Er funktioniert folgendermaßen:

Auf dem Tisch steht quasi ein dickwandiges Rohr als Ziehring. Der Innendurchmesser entspricht dem Napfdurchmesser nach dem Zug, auf den Außendurchmesser kann ich überkopf den Napf aus dem ersten Zug gerade so draufstecken. Von oben kommen ein gleichartiges Rohr als Niederhalter und darin der Stempel. Dieser fährt in das Ziehringrohr und zieht damit den Napf in das Rohr hinein und stülpt ihn dabei einmal um. Wer schon einmal einen Pullover aus der Waschmaschine geholt hat, weiß, wovon ich spreche. Für diejenigen, die sich das nicht so gut vorstellen können, verlinke ich ein Video auf der Homepage des Podcasts unter fertigungstechnisch.hamburg.

Beim Stülpzug kann ich unter Umständen das Werkzeug so geschickt bauen, dass ich Erst- und Folgezug in einem Pressenhub realisieren kann. Mit ihm kann ich auch Geometrien wie kleine Absätze am Napfboden herstellen, die mit Weiterzug nicht herstellbar wären.

Einen Wermutstropfen gibt es allerdings bei beiden Methoden. Durch die Kaltverfestigung ist das Tiefziehverhältnis eines Folgezuges nie so hoch wie das des Erstzugs. Lagen wir beim Ziehverhältnis bei Stahl im Erstzug noch um die 2 erreichen wir im Folgezug gerade mal noch 1,3 oder weniger bei weiteren Zügen.

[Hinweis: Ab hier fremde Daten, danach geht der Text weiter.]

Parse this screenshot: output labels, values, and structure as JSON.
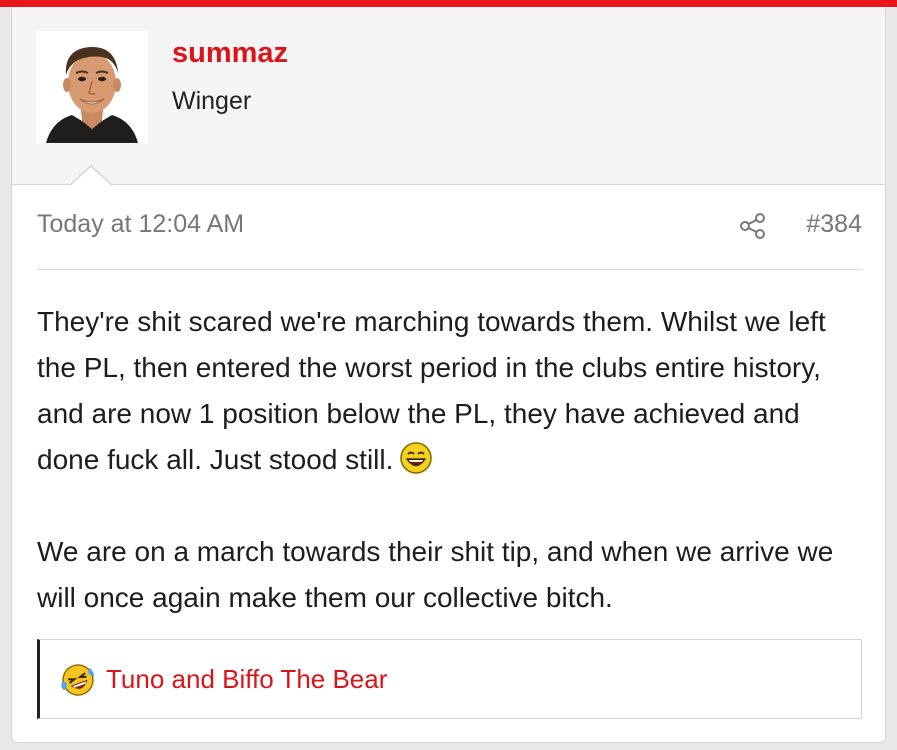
{
  "post": {
    "username": "summaz",
    "user_title": "Winger",
    "timestamp": "Today at 12:04 AM",
    "post_number": "#384",
    "paragraph1": "They're shit scared we're marching towards them. Whilst we left the PL, then entered the worst period in the clubs entire history, and are now 1 position below the PL, they have achieved and done fuck all. Just stood still.",
    "paragraph2": "We are on a march towards their shit tip, and when we arrive we will once again make them our collective bitch.",
    "inline_emoji": "laughing-face-icon",
    "share_icon": "share-icon"
  },
  "reactions": {
    "icon": "crying-laughing-icon",
    "text": "Tuno and Biffo The Bear"
  },
  "colors": {
    "accent": "#e8151b",
    "username": "#d9141a",
    "link": "#d9141a",
    "meta_text": "#777777",
    "body_text": "#1d1d1d"
  }
}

Es gibt da noch einen kleinen, energieaufwändigen Trick: Das Zwischenglühen. Mit einer zwischengeschalteten Wärmebehandlung kann ich das Tiefziehverhältnis für einen weiteren Zug bei Stahl immerhin noch auf 1,7 wieder anheben.

Für genauere Werte verschiedener Werkstoffe konsultieren Sie bitte das Tabellenwerk Ihres Vertrauens.

Ach ja: Falls ich noch andere Episoden versprochen haben sollte und dafür eine Erinnerung brauche oder es anderweitige Themenwünsche gibt: Wir bitten um Nachricht an info (at) fertigungstechnisch (dot) hamburg

geschrieben von Benjamin Remmers
eingesprochen von Benjamin Remmers

Shownotes

Kurzes Video eines Stülpzugs (bei Youtube)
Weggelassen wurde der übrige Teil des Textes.